Contrast that with pork production – it still takes someone in every barn every day to provide care and oversight of the pigs in the facilities. While we have reduced the labor input for pork production compared to what was required 30 years ago with sows housed in outside lots and pigs housed on Cargill style finishing floors, the requirement is still relatively large.

This labor input remains a primary method that young people use to get started in farming. I continue to visit lots of wean-finish and grow-finish sites where the young man/woman doing the daily labor used a production contract as the loan guarantee to finance a hog barn in the community. When the facility is paid off they expect to have an asset on their balance sheet that they can use to further their entry into a full time farming operation. Having access to the manure from the facility also assists their efforts to become full time farmers.

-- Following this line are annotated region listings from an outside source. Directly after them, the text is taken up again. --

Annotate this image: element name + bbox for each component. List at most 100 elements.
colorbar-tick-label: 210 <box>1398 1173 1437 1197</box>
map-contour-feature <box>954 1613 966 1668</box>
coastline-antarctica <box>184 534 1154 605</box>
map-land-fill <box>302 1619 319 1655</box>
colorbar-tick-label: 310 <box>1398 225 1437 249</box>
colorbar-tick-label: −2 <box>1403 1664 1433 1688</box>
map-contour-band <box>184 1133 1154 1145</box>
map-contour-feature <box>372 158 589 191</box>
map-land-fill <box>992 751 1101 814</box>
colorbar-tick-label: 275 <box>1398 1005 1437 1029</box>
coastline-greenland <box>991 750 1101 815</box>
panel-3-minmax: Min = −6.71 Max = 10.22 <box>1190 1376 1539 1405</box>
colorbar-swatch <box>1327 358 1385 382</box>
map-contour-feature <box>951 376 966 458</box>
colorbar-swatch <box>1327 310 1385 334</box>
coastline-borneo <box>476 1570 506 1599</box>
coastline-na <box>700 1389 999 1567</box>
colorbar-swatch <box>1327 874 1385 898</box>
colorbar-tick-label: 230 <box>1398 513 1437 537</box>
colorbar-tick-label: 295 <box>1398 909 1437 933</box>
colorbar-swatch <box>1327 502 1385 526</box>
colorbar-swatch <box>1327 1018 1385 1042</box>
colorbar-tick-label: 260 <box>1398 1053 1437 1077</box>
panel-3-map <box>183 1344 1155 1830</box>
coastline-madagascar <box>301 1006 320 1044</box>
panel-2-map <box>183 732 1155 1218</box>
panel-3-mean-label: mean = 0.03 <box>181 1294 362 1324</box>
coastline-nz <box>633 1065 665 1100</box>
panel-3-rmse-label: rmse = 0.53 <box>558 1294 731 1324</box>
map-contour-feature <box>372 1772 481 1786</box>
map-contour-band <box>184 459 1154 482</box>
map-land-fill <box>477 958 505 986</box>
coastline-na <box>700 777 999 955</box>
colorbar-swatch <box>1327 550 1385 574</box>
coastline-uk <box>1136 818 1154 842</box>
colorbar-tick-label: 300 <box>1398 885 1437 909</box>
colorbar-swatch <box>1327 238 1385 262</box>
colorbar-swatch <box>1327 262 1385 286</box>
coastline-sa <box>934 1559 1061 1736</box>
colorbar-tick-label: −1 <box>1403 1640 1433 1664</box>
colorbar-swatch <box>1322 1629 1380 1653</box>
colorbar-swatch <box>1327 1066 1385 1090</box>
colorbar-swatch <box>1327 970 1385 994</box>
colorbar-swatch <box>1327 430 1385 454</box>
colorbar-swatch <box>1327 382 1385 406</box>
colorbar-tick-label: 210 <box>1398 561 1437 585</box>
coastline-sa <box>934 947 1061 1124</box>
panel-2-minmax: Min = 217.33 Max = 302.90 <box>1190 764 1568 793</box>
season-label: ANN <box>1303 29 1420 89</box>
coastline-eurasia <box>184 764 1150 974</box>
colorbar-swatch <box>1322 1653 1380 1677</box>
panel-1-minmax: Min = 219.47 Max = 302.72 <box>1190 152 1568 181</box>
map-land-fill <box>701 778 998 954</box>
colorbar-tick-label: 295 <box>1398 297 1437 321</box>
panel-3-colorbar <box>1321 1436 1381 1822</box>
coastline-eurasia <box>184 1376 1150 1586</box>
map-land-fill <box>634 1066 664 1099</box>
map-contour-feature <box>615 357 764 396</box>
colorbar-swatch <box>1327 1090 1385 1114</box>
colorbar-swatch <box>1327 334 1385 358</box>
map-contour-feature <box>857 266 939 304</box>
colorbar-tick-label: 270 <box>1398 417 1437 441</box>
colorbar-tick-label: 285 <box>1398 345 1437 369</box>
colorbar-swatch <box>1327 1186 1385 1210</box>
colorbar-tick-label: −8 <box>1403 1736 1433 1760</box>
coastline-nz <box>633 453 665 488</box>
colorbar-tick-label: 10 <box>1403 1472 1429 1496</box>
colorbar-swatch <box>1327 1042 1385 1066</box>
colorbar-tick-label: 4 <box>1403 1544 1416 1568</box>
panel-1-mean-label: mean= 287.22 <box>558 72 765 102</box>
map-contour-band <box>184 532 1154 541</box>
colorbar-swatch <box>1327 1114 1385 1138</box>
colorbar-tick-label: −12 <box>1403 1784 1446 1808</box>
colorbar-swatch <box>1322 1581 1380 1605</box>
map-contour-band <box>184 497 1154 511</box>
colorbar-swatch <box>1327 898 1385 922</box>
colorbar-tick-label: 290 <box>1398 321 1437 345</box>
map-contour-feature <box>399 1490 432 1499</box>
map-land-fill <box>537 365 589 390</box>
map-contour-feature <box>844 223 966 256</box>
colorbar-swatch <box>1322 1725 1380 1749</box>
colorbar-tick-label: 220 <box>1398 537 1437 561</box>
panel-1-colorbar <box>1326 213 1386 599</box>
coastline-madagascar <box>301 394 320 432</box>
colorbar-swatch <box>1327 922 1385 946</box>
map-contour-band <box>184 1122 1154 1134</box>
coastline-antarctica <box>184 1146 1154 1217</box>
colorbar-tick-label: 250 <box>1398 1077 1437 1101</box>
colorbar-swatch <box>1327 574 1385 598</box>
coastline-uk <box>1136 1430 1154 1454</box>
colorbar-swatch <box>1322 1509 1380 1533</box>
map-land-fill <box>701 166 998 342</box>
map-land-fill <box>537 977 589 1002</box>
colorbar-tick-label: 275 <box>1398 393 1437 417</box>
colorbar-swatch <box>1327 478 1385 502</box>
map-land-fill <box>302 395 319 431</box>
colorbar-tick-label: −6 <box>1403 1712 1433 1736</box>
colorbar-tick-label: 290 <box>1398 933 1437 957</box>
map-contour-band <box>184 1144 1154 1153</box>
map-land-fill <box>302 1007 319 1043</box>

Contrast this method of entry into farming with the needs for someone who wants to start full time as a cash grain farmer. I was with a young man yesterday who estimated his inputs for corn this year at close to $600 per acre. The prospect of $5.50 corn in the coming year was a concern. How was he financing some of his cash grain inputs – through his contract pig barns.

As the pork industry reaches out to our many critics we need to be sure we include in the discussion the role of pork production in helping youth return to rural communities. If citizens want only cash grain production in their region they should be willing to acknowledge the impact of this type of agriculture on their rural communities versus an agriculture base that includes animal agriculture.

One thought on “The changing face of rural communities

  1. The contract hog production systems of today do no more for the local economy than the huge grain farms. The integrators like Cargill certainly don’t use the local feed store or the local vet. The young person wanting to farm could have done so a lot easier back when 100-200 sows would provide a living and pay off farm loans.